For the closest approximation, the optimum values for $\displaystyle{ \alpha }$ and $\displaystyle{ \beta }$ are $\displaystyle{ \alpha_0 = \frac{2 \cos \frac{\pi}{8}}{1 + \cos \frac{\pi}{8}} = 0.960433870103... }$ and $\displaystyle{ \beta_0 = \frac{2 \sin \frac{\pi}{8}}{1 + \cos \frac{\pi}{8}} = 0.397824734759... }$, giving a maximum error of 3.96%.

$\displaystyle{ \alpha\,\! }$ $\displaystyle{ \beta\,\! }$ Largest error (%) Mean error (%)
1/1 1/2 11.80 8.68
1/1 1/4 11.61 3.20
1/1 3/8 6.80 4.25
7/8 7/16 12.50 4.91
15/16 15/32 6.25 3.08
$\displaystyle{ \alpha_0 }$ $\displaystyle{ \beta_0 }$ 3.96 2.41

## Improvements

When $\displaystyle{ \alpha \lt 1 }$, $\displaystyle{ |z| }$ becomes smaller than $\displaystyle{ \mathbf{Max} }$ (which is geometrically impossible) near the axes where $\displaystyle{ \mathbf{Min} }$ is near 0. This can be remedied by replacing the result with $\displaystyle{ \mathbf{Max} }$ whenever that is greater, essentially splitting the line into two different segments.

$\displaystyle{ |z| = \max(\mathbf{Max}, \alpha\,\mathbf{Max} + \beta\,\mathbf{Min}). }$

Depending on the hardware, this improvement can be almost free.

Using this improvement changes which parameter values are optimal, because they no longer need a close match for the entire interval.

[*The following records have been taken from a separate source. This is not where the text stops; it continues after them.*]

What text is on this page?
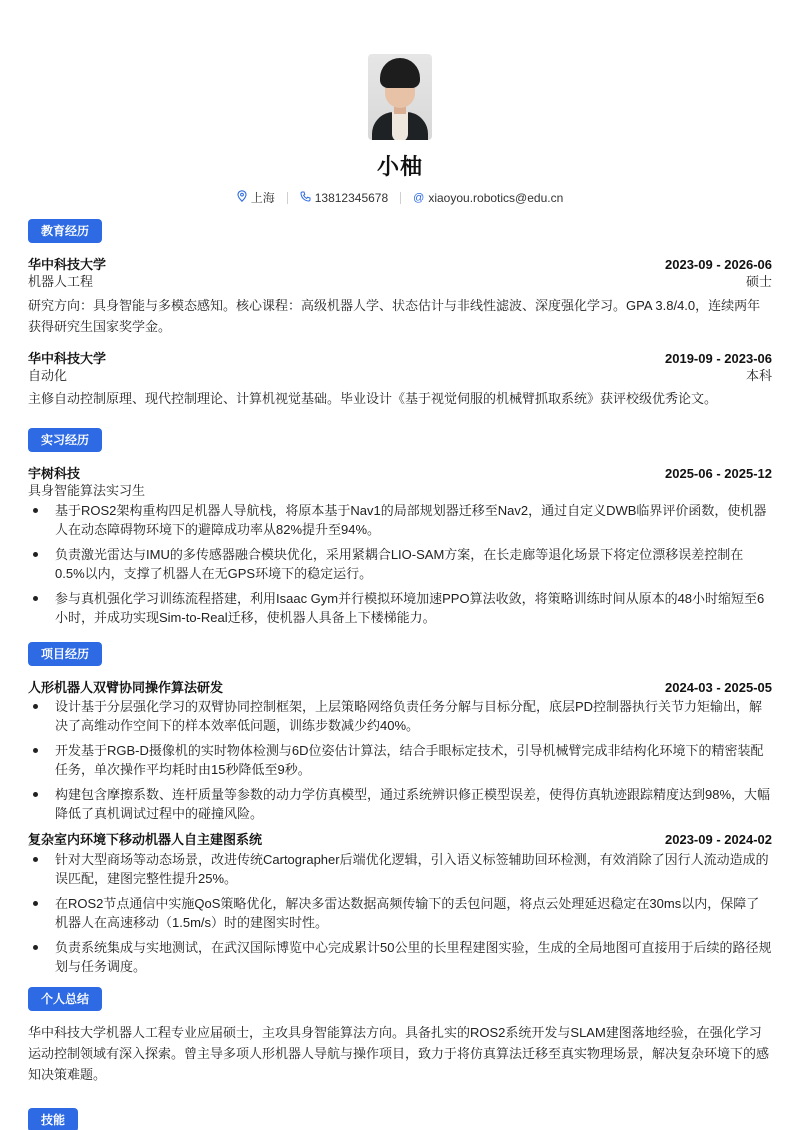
小柚
上海	13812345678 @ xiaoyou.robotics@edu.cn
教育经历
华中科技大学	2023-09 - 2026-06
机器人工程	硕士
研究方向：具身智能与多模态感知。核心课程：高级机器人学、状态估计与非线性滤波、深度强化学习。GPA 3.8/4.0，连续两年获得研究生国家奖学金。
华中科技大学	2019-09 - 2023-06
自动化	本科
主修自动控制原理、现代控制理论、计算机视觉基础。毕业设计《基于视觉伺服的机械臂抓取系统》获评校级优秀论文。
实习经历
宇树科技	2025-06 - 2025-12
具身智能算法实习生
基于ROS2架构重构四足机器人导航栈，将原本基于Nav1的局部规划器迁移至Nav2，通过自定义DWB临界评价函数，使机器人在动态障碍物环境下的避障成功率从82%提升至94%。
负责激光雷达与IMU的多传感器融合模块优化，采用紧耦合LIO-SAM方案，在长走廊等退化场景下将定位漂移误差控制在0.5%以内，支撑了机器人在无GPS环境下的稳定运行。
参与真机强化学习训练流程搭建，利用Isaac Gym并行模拟环境加速PPO算法收敛，将策略训练时间从原本的48小时缩短至6小时，并成功实现Sim-to-Real迁移，使机器人具备上下楼梯能力。
项目经历
人形机器人双臂协同操作算法研发	2024-03 - 2025-05
设计基于分层强化学习的双臂协同控制框架，上层策略网络负责任务分解与目标分配，底层PD控制器执行关节力矩输出，解决了高维动作空间下的样本效率低问题，训练步数减少约40%。
开发基于RGB-D摄像机的实时物体检测与6D位姿估计算法，结合手眼标定技术，引导机械臂完成非结构化环境下的精密装配任务，单次操作平均耗时由15秒降低至9秒。
构建包含摩擦系数、连杆质量等参数的动力学仿真模型，通过系统辨识修正模型误差，使得仿真轨迹跟踪精度达到98%，大幅降低了真机调试过程中的碰撞风险。
复杂室内环境下移动机器人自主建图系统	2023-09 - 2024-02
针对大型商场等动态场景，改进传统Cartographer后端优化逻辑，引入语义标签辅助回环检测，有效消除了因行人流动造成的误匹配，建图完整性提升25%。
在ROS2节点通信中实施QoS策略优化，解决多雷达数据高频传输下的丢包问题，将点云处理延迟稳定在30ms以内，保障了机器人在高速移动（1.5m/s）时的建图实时性。
负责系统集成与实地测试，在武汉国际博览中心完成累计50公里的长里程建图实验，生成的全局地图可直接用于后续的路径规划与任务调度。
个人总结
华中科技大学机器人工程专业应届硕士，主攻具身智能算法方向。具备扎实的ROS2系统开发与SLAM建图落地经验，在强化学习运动控制领域有深入探索。曾主导多项人形机器人导航与操作项目，致力于将仿真算法迁移至真实物理场景，解决复杂环境下的感知决策难题。
技能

A lower $\displaystyle{ \alpha }$ and higher $\displaystyle{ \beta }$ can therefore increase precision further.

Increasing precision: When splitting the line in two like this one could improve precision even more by replacing the first segment by a better estimate than $\displaystyle{ \mathbf{Max} }$, and adjust $\displaystyle{ \alpha }$ and $\displaystyle{ \beta }$ accordingly.

$\displaystyle{ |z| = \max\big(|z_0|, |z_1|\big), }$
$\displaystyle{ |z_0| = \alpha_0\,\mathbf{Max} + \beta_0\,\mathbf{Min}, }$
$\displaystyle{ |z_1| = \alpha_1\,\mathbf{Max} + \beta_1\,\mathbf{Min}. }$
$\displaystyle{ \alpha_0 }$ $\displaystyle{ \beta_0 }$ $\displaystyle{ \alpha_1 }$ $\displaystyle{ \beta_1 }$ Largest error (%)
1 0 7/8 17/32 −2.65%
1 0 29/32 61/128 +2.4%
1 0 0.898204193266868 0.485968200201465 ±2.12%
1 1/8 7/8 33/64 −1.7%
1 5/32 27/32 71/128 1.22%
127/128 3/16 27/32 71/128 −1.13%

Beware however, that a non-zero $\displaystyle{ \beta_0 }$ would require at least one extra addition and some bit-shifts (or a multiplication), probably nearly doubling the cost and, depending on the hardware, possibly defeat the purpose of using an approximation in the first place.